Le Fils du Flibustier/The Son of the Pirate (1922) was his final serial in 12 episodes. It is more adventure-oriented and gives Aimé Simon-Girard, fresh from his success in Henri Diamant-Berger's Les Trois Mousquetaires/The Three Musketeers (1921), the opportunity to recompose a twirling and battling character in a work where reality and imagination are skilfully mixed. In 1922, he returned to the bullfighting thread and made with Musidora the films Sol y sombra/Sun and shadow (Jacques Lasseyne, Musidora, José Sobrado de Onega, 1922) and La Tierra de los toros/The Cradle of God (Fred LeRoy Granville, 1924), starring Cordoba-based rejoneador Antonio Cañero.
In 1923, the fashion for serials began to fade. Vindicta (1923), set in the eighteenth century in Provence and the Islands, had only five 'periods'. A six-year-old girl, Bouboule, discovered by Mistinguett, presented herself with fantastic spontaneity. From her first appearance in Le Gamin de Paris/Paris urchin (1923), the public had eyes only for her. Yet she had only a modest role in this film in which Sandra Milowanoff and René Poyen, the former Bout-de-Zan who had become a teenager, were the main characters. Feuillade devoted the whole of 1924 to his new young star, with René Poyen as her regular partner. After La Gosseline/The gossamer (1924) and La Fille bien gardée/The well-kept daughter (1924), he directed them in a six-part serial, L'Orphelin de Paris/The orphan of Paris (1924). Their two best films, however, are Pierrot, Pierrette (Maurice Champreux, Louis Feuillade, 1924) and Lucette (Maurice Champreux, Louis Feuillade, 1924), in which the two young stars both are very moving.
Exhausted by a life of uninterrupted work, Louis Feuillade was forced to take a complete rest in the summer of 1924. He made his last two films with the help of his son-in-law, Maurice Champreux. Only a few days after completing Le Stigmate/The Stigma, Louis Feuillade passed away in 1925 in Nice, at the age of 52. His death was a result of peritonitis. He is buried in the Saint-Gérard de Lunel cemetery. He was the father-in-law of Maurice Champreux and grandfather of Jacques Champreux.
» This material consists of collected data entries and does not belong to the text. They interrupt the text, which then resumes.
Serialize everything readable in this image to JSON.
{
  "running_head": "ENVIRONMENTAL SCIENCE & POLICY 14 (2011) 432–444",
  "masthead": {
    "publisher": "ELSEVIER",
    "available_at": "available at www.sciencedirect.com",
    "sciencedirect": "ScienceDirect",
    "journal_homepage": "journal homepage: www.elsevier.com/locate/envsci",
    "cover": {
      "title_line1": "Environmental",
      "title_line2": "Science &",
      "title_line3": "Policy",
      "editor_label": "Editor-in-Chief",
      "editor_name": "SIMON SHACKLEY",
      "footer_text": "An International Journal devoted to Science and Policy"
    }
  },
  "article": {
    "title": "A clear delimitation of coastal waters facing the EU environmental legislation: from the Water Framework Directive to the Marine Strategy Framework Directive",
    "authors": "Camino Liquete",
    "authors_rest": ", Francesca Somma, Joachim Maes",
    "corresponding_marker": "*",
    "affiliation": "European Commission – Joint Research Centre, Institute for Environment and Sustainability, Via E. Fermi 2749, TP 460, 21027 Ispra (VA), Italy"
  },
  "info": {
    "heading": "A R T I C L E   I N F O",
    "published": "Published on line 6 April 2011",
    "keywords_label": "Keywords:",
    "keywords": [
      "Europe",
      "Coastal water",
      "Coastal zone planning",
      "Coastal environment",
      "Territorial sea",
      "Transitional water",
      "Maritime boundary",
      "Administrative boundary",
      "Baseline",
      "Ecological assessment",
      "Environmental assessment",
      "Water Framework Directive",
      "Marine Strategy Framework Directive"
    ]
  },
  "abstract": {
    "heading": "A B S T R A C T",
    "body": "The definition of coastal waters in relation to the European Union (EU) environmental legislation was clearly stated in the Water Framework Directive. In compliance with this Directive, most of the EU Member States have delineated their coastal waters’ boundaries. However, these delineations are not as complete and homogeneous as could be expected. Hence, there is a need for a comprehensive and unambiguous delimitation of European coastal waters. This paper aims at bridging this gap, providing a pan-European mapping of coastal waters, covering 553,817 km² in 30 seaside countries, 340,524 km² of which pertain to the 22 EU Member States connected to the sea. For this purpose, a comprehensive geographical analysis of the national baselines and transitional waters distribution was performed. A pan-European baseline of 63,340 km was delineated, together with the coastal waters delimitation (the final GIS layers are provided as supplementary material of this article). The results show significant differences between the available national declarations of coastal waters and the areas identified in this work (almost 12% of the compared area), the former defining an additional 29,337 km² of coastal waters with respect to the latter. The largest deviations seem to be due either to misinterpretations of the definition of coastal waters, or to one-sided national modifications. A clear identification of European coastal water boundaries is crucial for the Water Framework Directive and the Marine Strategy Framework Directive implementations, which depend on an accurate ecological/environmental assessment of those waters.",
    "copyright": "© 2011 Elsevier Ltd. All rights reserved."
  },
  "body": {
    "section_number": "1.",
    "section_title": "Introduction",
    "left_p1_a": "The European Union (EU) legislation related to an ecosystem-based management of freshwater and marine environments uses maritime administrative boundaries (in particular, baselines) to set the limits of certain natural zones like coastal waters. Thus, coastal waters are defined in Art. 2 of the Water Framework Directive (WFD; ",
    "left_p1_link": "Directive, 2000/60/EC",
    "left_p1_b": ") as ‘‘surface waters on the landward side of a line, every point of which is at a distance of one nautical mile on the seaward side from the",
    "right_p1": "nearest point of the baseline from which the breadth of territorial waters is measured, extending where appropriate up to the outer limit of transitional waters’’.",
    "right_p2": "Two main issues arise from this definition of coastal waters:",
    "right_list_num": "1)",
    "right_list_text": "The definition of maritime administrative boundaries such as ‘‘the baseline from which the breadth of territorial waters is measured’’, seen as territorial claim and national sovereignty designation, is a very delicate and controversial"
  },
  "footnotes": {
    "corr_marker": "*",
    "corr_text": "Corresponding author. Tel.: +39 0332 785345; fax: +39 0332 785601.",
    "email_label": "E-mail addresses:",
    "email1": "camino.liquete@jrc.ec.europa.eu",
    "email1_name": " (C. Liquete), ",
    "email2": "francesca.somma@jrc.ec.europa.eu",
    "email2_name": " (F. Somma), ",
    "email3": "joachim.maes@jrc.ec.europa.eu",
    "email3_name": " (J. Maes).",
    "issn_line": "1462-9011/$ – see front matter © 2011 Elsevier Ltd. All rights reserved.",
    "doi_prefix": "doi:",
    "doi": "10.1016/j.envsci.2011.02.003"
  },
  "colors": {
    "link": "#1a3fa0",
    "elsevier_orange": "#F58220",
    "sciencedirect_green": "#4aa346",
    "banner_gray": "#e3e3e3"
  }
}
Forgotten with the arrival of sound film, Louis Feuillade's rehabilitation began after the Second World War thanks to Henri Langlois, who saved his films from 1936 onwards when the Cinémathèque française was founded.
French postcard for the Gaumont serial L'Orphéline (Louis Feuillade 1921), starring Sandra Milowanoff.
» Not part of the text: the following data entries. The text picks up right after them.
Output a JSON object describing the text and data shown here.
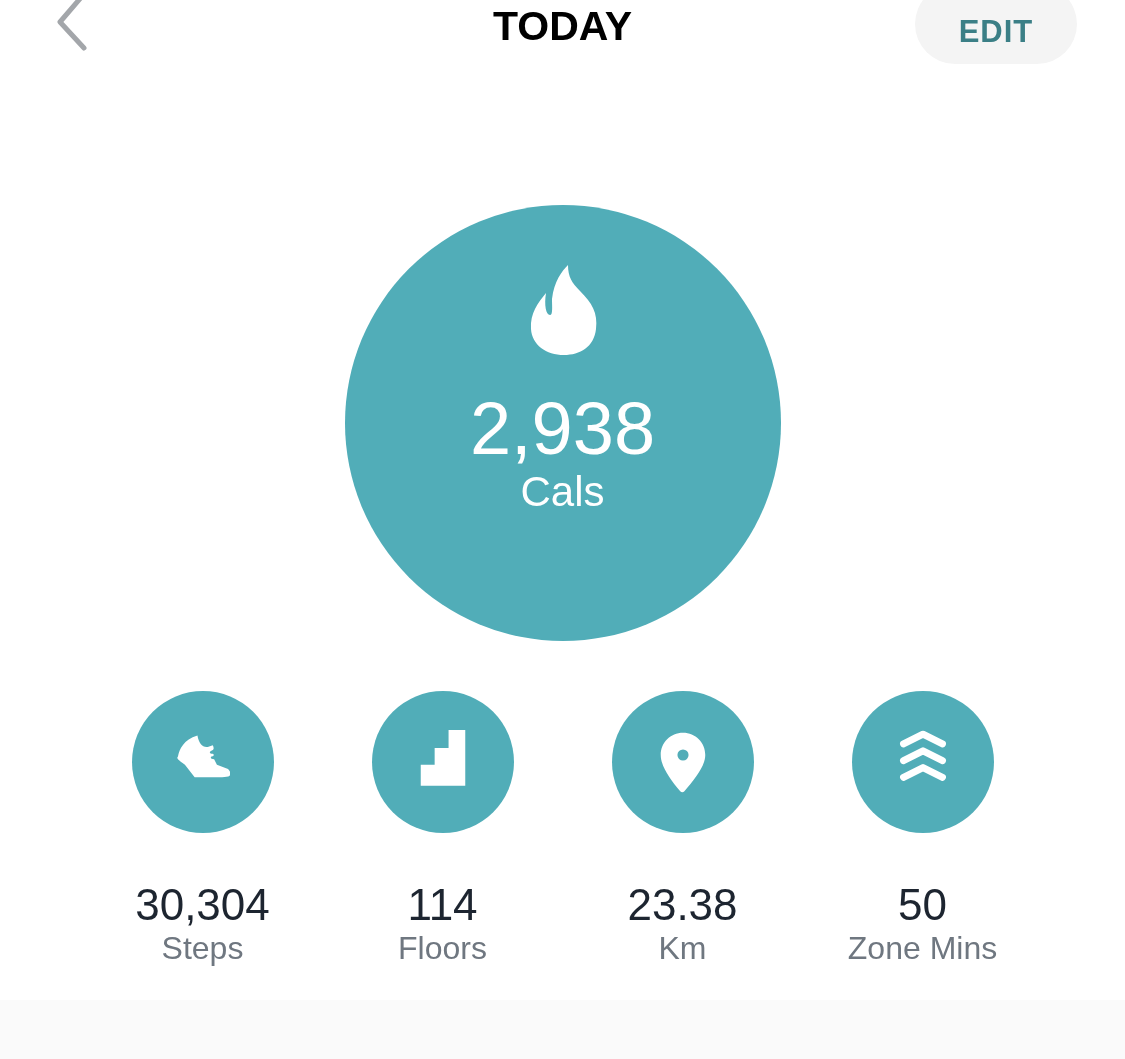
{
  "header": {
    "title": "TODAY",
    "edit_button": "EDIT"
  },
  "main_stat": {
    "value": "2,938",
    "label": "Cals"
  },
  "stats": [
    {
      "kind": "steps",
      "value": "30,304",
      "label": "Steps"
    },
    {
      "kind": "floors",
      "value": "114",
      "label": "Floors"
    },
    {
      "kind": "distance",
      "value": "23.38",
      "label": "Km"
    },
    {
      "kind": "zone",
      "value": "50",
      "label": "Zone Mins"
    }
  ]
}
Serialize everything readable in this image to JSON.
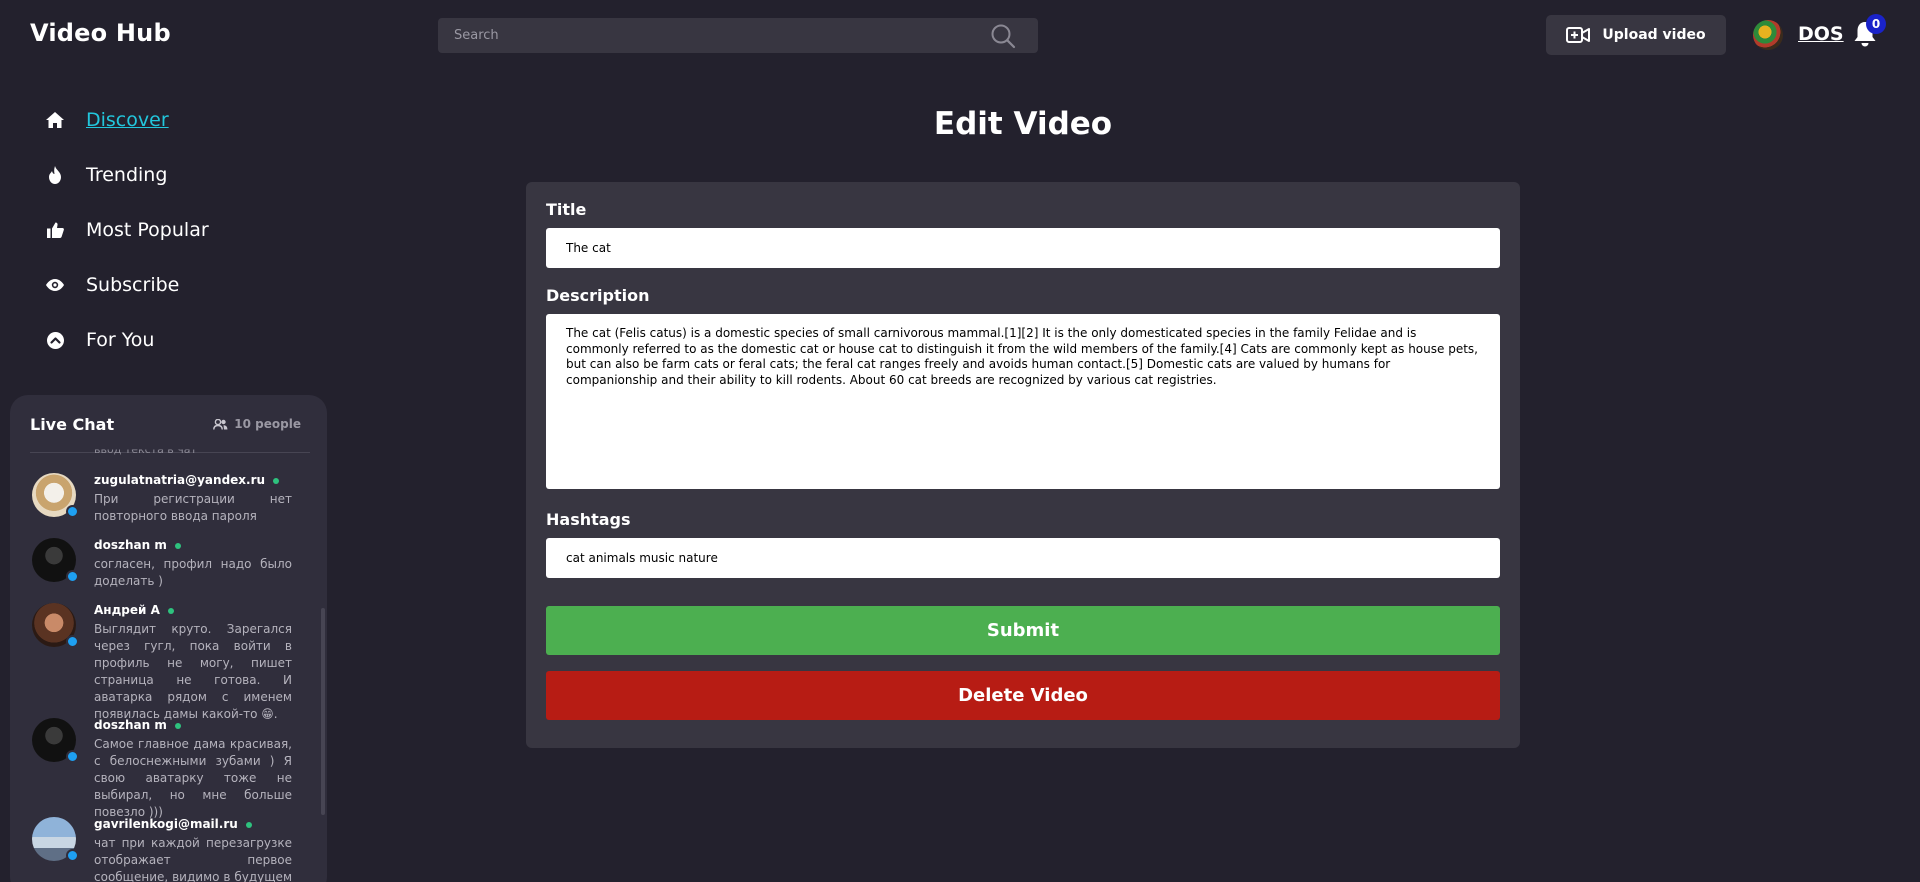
{
  "header": {
    "logo": "Video Hub",
    "search_placeholder": "Search",
    "upload_label": "Upload video",
    "user_name": "DOS",
    "notification_count": "0"
  },
  "nav": {
    "items": [
      {
        "label": "Discover",
        "icon": "home-icon",
        "active": true
      },
      {
        "label": "Trending",
        "icon": "flame-icon",
        "active": false
      },
      {
        "label": "Most Popular",
        "icon": "thumbs-up-icon",
        "active": false
      },
      {
        "label": "Subscribe",
        "icon": "eye-icon",
        "active": false
      },
      {
        "label": "For You",
        "icon": "chevron-up-circle-icon",
        "active": false
      }
    ]
  },
  "chat": {
    "title": "Live Chat",
    "people": "10 people",
    "cut_text": "ввод текста в чат",
    "messages": [
      {
        "name": "zugulatnatria@yandex.ru",
        "text": "При регистрации нет повторного ввода пароля"
      },
      {
        "name": "doszhan m",
        "text": "согласен, профил надо было доделать )"
      },
      {
        "name": "Андрей А",
        "text": "Выглядит круто. Зарегался через гугл, пока войти в профиль не могу, пишет страница не готова. И аватарка рядом с именем появилась дамы какой-то 😁."
      },
      {
        "name": "doszhan m",
        "text": "Самое главное дама красивая, с белоснежными зубами ) Я свою аватарку тоже не выбирал, но мне больше повезло )))"
      },
      {
        "name": "gavrilenkogi@mail.ru",
        "text": "чат при каждой перезагрузке отображает первое сообщение, видимо в будущем придется всю"
      }
    ]
  },
  "main": {
    "title": "Edit Video",
    "title_label": "Title",
    "title_value": "The cat",
    "description_label": "Description",
    "description_value": "The cat (Felis catus) is a domestic species of small carnivorous mammal.[1][2] It is the only domesticated species in the family Felidae and is commonly referred to as the domestic cat or house cat to distinguish it from the wild members of the family.[4] Cats are commonly kept as house pets, but can also be farm cats or feral cats; the feral cat ranges freely and avoids human contact.[5] Domestic cats are valued by humans for companionship and their ability to kill rodents. About 60 cat breeds are recognized by various cat registries.",
    "hashtags_label": "Hashtags",
    "hashtags_value": "cat animals music nature",
    "submit_label": "Submit",
    "delete_label": "Delete Video"
  },
  "colors": {
    "background": "#23212d",
    "panel": "#383641",
    "accent": "#22c6dc",
    "submit": "#4caf50",
    "delete": "#b71c14"
  }
}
Spanish collectors card in the Escenas selectas de cinematografía, Series, B, No. 20. Photo: Gaumont. Georges Biscot and Fernand Herrmann in Les deux gamines/The two kids (Louis Feuillade, 1921), presented in Spain as Las dos niñas de París.
Spanish minicard in the Escenas selectas de cinematografía series, series B, no. 3, for Juan Garcia, Chocolates Gavilan, Alicante. Fernand Herrmann and Bernard Derigal in Le fils du flibustier/The buccaneer's son (Louis Feuillade, 1922). The Spanish title is El hijo del pirata.
Spanish minicard in the Escenas selectas de cinematografía series, series B, no. 4, for Juan Garcia, Chocolates Gavilan, Alicante. Georges Biscot in Le fils du flibustier/The buccaneer's son (Louis Feuillade, 1922). The Spanish title is El hijo del pirata.
Spanish minicard in the Escenas selectas de cinematografía series, series B, no. 13, for Juan Garcia, Chocolates Gavilan, Alicante. René Poyen (Bout de Zan) as war orphan Joseph (left) in Le gamin de Paris/Paris urchin (Louis Feuillade, 1923). The little girl he holds was Bouboule as Gaby, the general was played by Adolphe Candé, and the lady at right, Madame de Mersange, by Renée van Delly. Spanish title is El muchacho de Paris. As a child star, René Poyen was known in France as Bout de Zan and in Spain as Minutiyo.